Fair Isaac Corporation (FICO), reported Q4 earnings late last week. While the results were excellent (yet again), there was an unusual amount of transparency given to investors regarding FICO’s 2025 calendar year mortgage score pricing. The reasons for this are clearly political, and as the price of the FICO’s royalty pricing grows in scores, so too does the risk that political interference may be forthcoming.
The Quarter
In terms of financial performance, this was another record quarter of revenues, operating income, and free cash flow generation.
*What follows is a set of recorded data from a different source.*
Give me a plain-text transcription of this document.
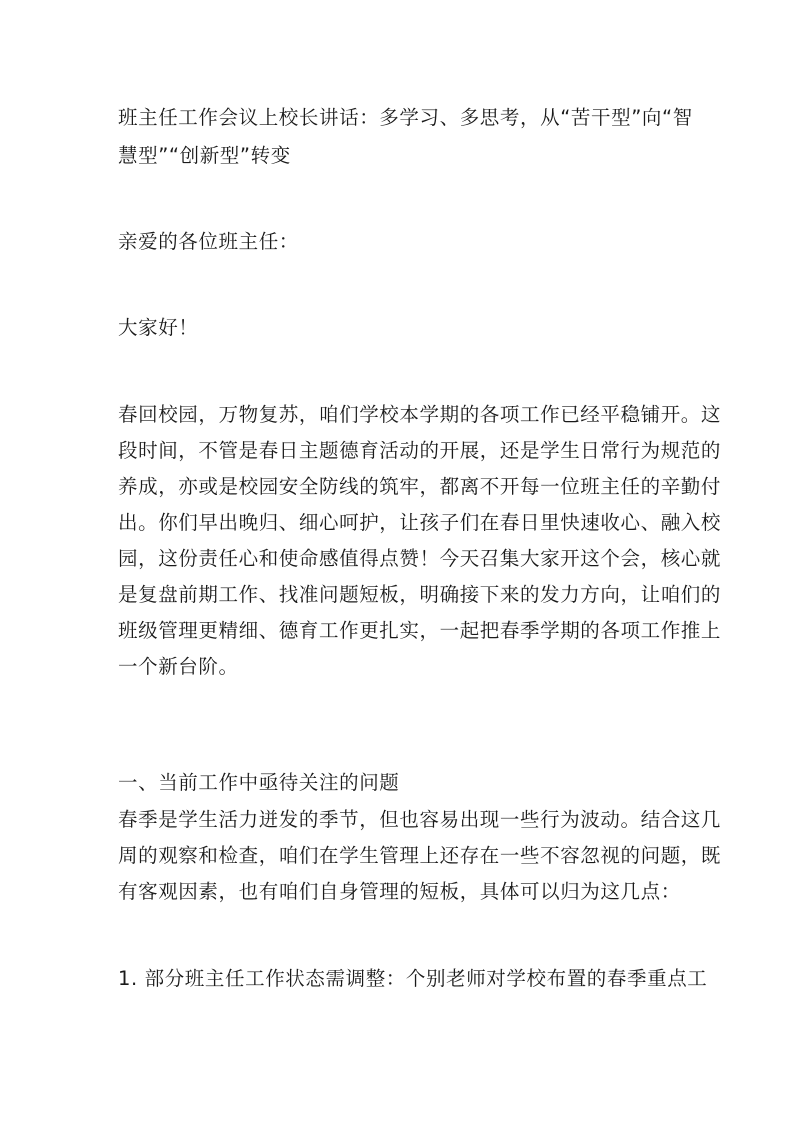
班主任工作会议上校长讲话：多学习、多思考，从“苦干型”向“智
慧型”“创新型”转变
亲爱的各位班主任：
大家好！
春回校园，万物复苏，咱们学校本学期的各项工作已经平稳铺开。这
段时间，不管是春日主题德育活动的开展，还是学生日常行为规范的
养成，亦或是校园安全防线的筑牢，都离不开每一位班主任的辛勤付
出。你们早出晚归、细心呵护，让孩子们在春日里快速收心、融入校
园，这份责任心和使命感值得点赞！今天召集大家开这个会，核心就
是复盘前期工作、找准问题短板，明确接下来的发力方向，让咱们的
班级管理更精细、德育工作更扎实，一起把春季学期的各项工作推上
一个新台阶。
一、当前工作中亟待关注的问题
春季是学生活力迸发的季节，但也容易出现一些行为波动。结合这几
周的观察和检查，咱们在学生管理上还存在一些不容忽视的问题，既
有客观因素，也有咱们自身管理的短板，具体可以归为这几点：
1. 部分班主任工作状态需调整：个别老师对学校布置的春季重点工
Gross and operating margins levitated near all time highs (the free cash flow margin hit an all time high of 49.5%), and management has been repurchasing shares at a clip not seen since the depressed share prices of late 2021/early 2022 - a time when their valuation, on a trailing earnings basis, was 1/4th of what it is now and the share price was 1/6th of what is is today.
Overall results looked like the following:
And of course the slide we’re really interested in:
Scores
The dynamic I mentioned last quarter simply seems to have intensified this quarter:
It appears we are now reaching something of an inflection point within an inflection point (I need a moniker for this particular buybackism) - the sheer growth in mortgage Scores revenues, driven by pricing actions (Lansing acknowledged that volumes were once again lacklustre), is bleeding over into Scores revenues generally, with top-line growth breaching the 20% mark YoY! As you should see above and in my previous updates, B2C, auto, card, and personal loans etc have added virtually no incremental business in years (pricing or otherwise). B2B Scores revenue grew 27% YoY.